Elorza, a Democrat who is planning to seek re-election next year, made the announcement at a press conference at Mount Pleasant High School, a 79-year-old building located in Providence’s northwestern corner. Construction workers are currently making improvements there to the school’s facade.

“Our students deserve to be in schools that inspire them to learn,” Elorza said. “Our schools of the past cannot properly serve our students’ needs of the future and this is our chance to take a leap forward.”

A wide array of city and state politicians, labor leaders and community activists attended the morning press conference to show support for the proposal. Councilwoman Jo-Ann Ryan, who represents part of the Mount Pleasant neighborhood, said the mayor’s plan would need to be vetted by the City Council Finance Committee, but indicated it appears to be fiscally responsible.

Because existing debt is projected to come off the books in the coming years, Elorza said the city has the ability to borrow about $400 million over the next 10 years for school repairs without increasing current debt service levels. But he is only committing to borrow $200 million at this point.
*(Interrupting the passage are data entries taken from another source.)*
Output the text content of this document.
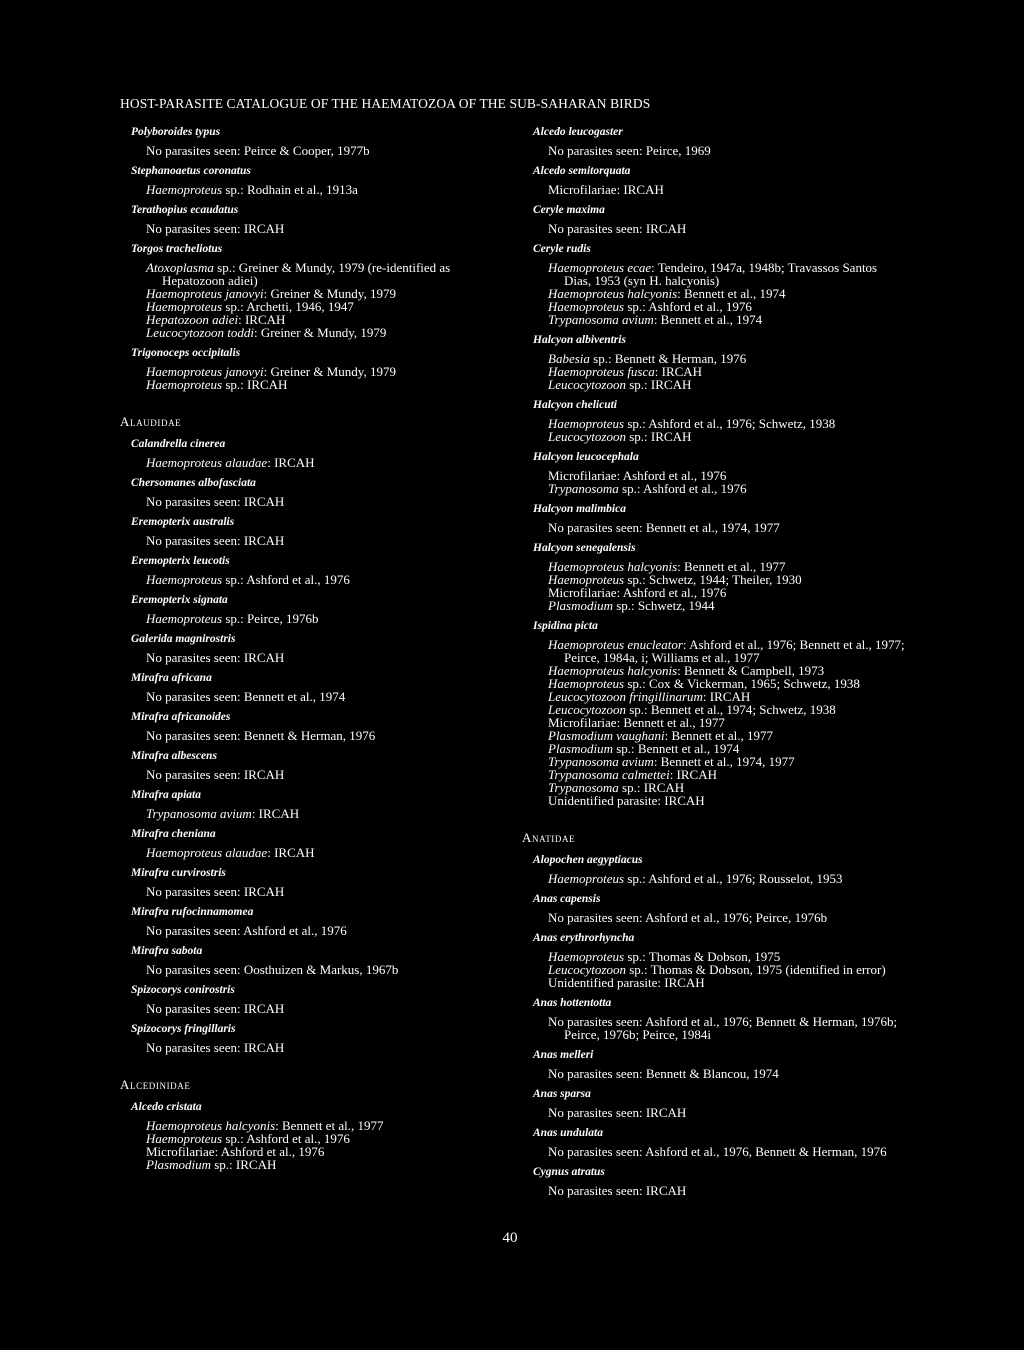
HOST-PARASITE CATALOGUE OF THE HAEMATOZOA OF THE SUB-SAHARAN BIRDS
Polyboroides typus
No parasites seen: Peirce & Cooper, 1977b
Stephanoaetus coronatus
Haemoproteus sp.: Rodhain et al., 1913a
Terathopius ecaudatus
No parasites seen: IRCAH
Torgos tracheliotus
Atoxoplasma sp.: Greiner & Mundy, 1979 (re-identified as Hepatozoon adiei)
Haemoproteus janovyi: Greiner & Mundy, 1979
Haemoproteus sp.: Archetti, 1946, 1947
Hepatozoon adiei: IRCAH
Leucocytozoon toddi: Greiner & Mundy, 1979
Trigonoceps occipitalis
Haemoproteus janovyi: Greiner & Mundy, 1979
Haemoproteus sp.: IRCAH
Alaudidae
Calandrella cinerea
Haemoproteus alaudae: IRCAH
Chersomanes albofasciata
No parasites seen: IRCAH
Eremopterix australis
No parasites seen: IRCAH
Eremopterix leucotis
Haemoproteus sp.: Ashford et al., 1976
Eremopterix signata
Haemoproteus sp.: Peirce, 1976b
Galerida magnirostris
No parasites seen: IRCAH
Mirafra africana
No parasites seen: Bennett et al., 1974
Mirafra africanoides
No parasites seen: Bennett & Herman, 1976
Mirafra albescens
No parasites seen: IRCAH
Mirafra apiata
Trypanosoma avium: IRCAH
Mirafra cheniana
Haemoproteus alaudae: IRCAH
Mirafra curvirostris
No parasites seen: IRCAH
Mirafra rufocinnamomea
No parasites seen: Ashford et al., 1976
Mirafra sabota
No parasites seen: Oosthuizen & Markus, 1967b
Spizocorys conirostris
No parasites seen: IRCAH
Spizocorys fringillaris
No parasites seen: IRCAH
Alcedinidae
Alcedo cristata
Haemoproteus halcyonis: Bennett et al., 1977
Haemoproteus sp.: Ashford et al., 1976
Microfilariae: Ashford et al., 1976
Plasmodium sp.: IRCAH
Alcedo leucogaster
No parasites seen: Peirce, 1969
Alcedo semitorquata
Microfilariae: IRCAH
Ceryle maxima
No parasites seen: IRCAH
Ceryle rudis
Haemoproteus ecae: Tendeiro, 1947a, 1948b; Travassos Santos Dias, 1953 (syn H. halcyonis)
Haemoproteus halcyonis: Bennett et al., 1974
Haemoproteus sp.: Ashford et al., 1976
Trypanosoma avium: Bennett et al., 1974
Halcyon albiventris
Babesia sp.: Bennett & Herman, 1976
Haemoproteus fusca: IRCAH
Leucocytozoon sp.: IRCAH
Halcyon chelicuti
Haemoproteus sp.: Ashford et al., 1976; Schwetz, 1938
Leucocytozoon sp.: IRCAH
Halcyon leucocephala
Microfilariae: Ashford et al., 1976
Trypanosoma sp.: Ashford et al., 1976
Halcyon malimbica
No parasites seen: Bennett et al., 1974, 1977
Halcyon senegalensis
Haemoproteus halcyonis: Bennett et al., 1977
Haemoproteus sp.: Schwetz, 1944; Theiler, 1930
Microfilariae: Ashford et al., 1976
Plasmodium sp.: Schwetz, 1944
Ispidina picta
Haemoproteus enucleator: Ashford et al., 1976; Bennett et al., 1977; Peirce, 1984a, i; Williams et al., 1977
Haemoproteus halcyonis: Bennett & Campbell, 1973
Haemoproteus sp.: Cox & Vickerman, 1965; Schwetz, 1938
Leucocytozoon fringillinarum: IRCAH
Leucocytozoon sp.: Bennett et al., 1974; Schwetz, 1938
Microfilariae: Bennett et al., 1977
Plasmodium vaughani: Bennett et al., 1977
Plasmodium sp.: Bennett et al., 1974
Trypanosoma avium: Bennett et al., 1974, 1977
Trypanosoma calmettei: IRCAH
Trypanosoma sp.: IRCAH
Unidentified parasite: IRCAH
Anatidae
Alopochen aegyptiacus
Haemoproteus sp.: Ashford et al., 1976; Rousselot, 1953
Anas capensis
No parasites seen: Ashford et al., 1976; Peirce, 1976b
Anas erythrorhyncha
Haemoproteus sp.: Thomas & Dobson, 1975
Leucocytozoon sp.: Thomas & Dobson, 1975 (identified in error)
Unidentified parasite: IRCAH
Anas hottentotta
No parasites seen: Ashford et al., 1976; Bennett & Herman, 1976b; Peirce, 1976b; Peirce, 1984i
Anas melleri
No parasites seen: Bennett & Blancou, 1974
Anas sparsa
No parasites seen: IRCAH
Anas undulata
No parasites seen: Ashford et al., 1976, Bennett & Herman, 1976
Cygnus atratus
No parasites seen: IRCAH
40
The city has set aside $67 million for debt service in the current fiscal year. The mayor has separately committed to borrowing $45 million for other city infrastructure improvements – like roads and sidewalks – later this year.

The state reimburses Providence for 83% of all school construction costs, but municipalities are typically required to borrow the money up front. In the city’s case, school repair funds are usually borrowed through the Providence Public Buildings Authority without voter approval.

“We at Providence Public Schools are enthused and energized by the Elorza administration’s commitment to improving our students’ learning environments,” Superintendent Christopher Maher said in a statement. “We encourage the community to help us identify the most critical infrastructure priorities for the moment and to envision the most innovative solutions for the future.”

Elorza said he has hired Dr. Frank Locker as a school planning consultant to craft a strategic plan to rehabilitate the city’s 38 school buildings, which needed $331 million in repairs to be brought to good condition, according to the R.I. Department of Education’s 2013 Public School Assessment. The state is expected to release an updated assessment next month. Elorza said it is a “real possibility” the city could build new schools.

Over the next year, Locker will be tasked with developing a five-year capital plan for the city’s schools. Elorza said Locker and city officials will seek community input on both the visioning process and the master planning process. The city will hold workshops to envision facility options and then host a citywide community conversation to make recommendations.

Locker will be paid $30,000 for his work, according to a spokesperson for the city. The city has set aside $75,000 for the planning phase.

Elorza said he expects to begin borrowing funds for school repairs in 2019, assuming he wins re-election next year. He acknowledged the next mayor would need to continue his plan because he is term-limited in 2022.

The mayor said the city is already planning to spend about $15 million in the current fiscal year on more immediate school improvements, including the work happening at Mount Pleasant High School and Central High School. Maher said he expects Central, which was forced to close several classrooms last year because of a mold problem, to be fully operational when students report back to school on Sept. 5.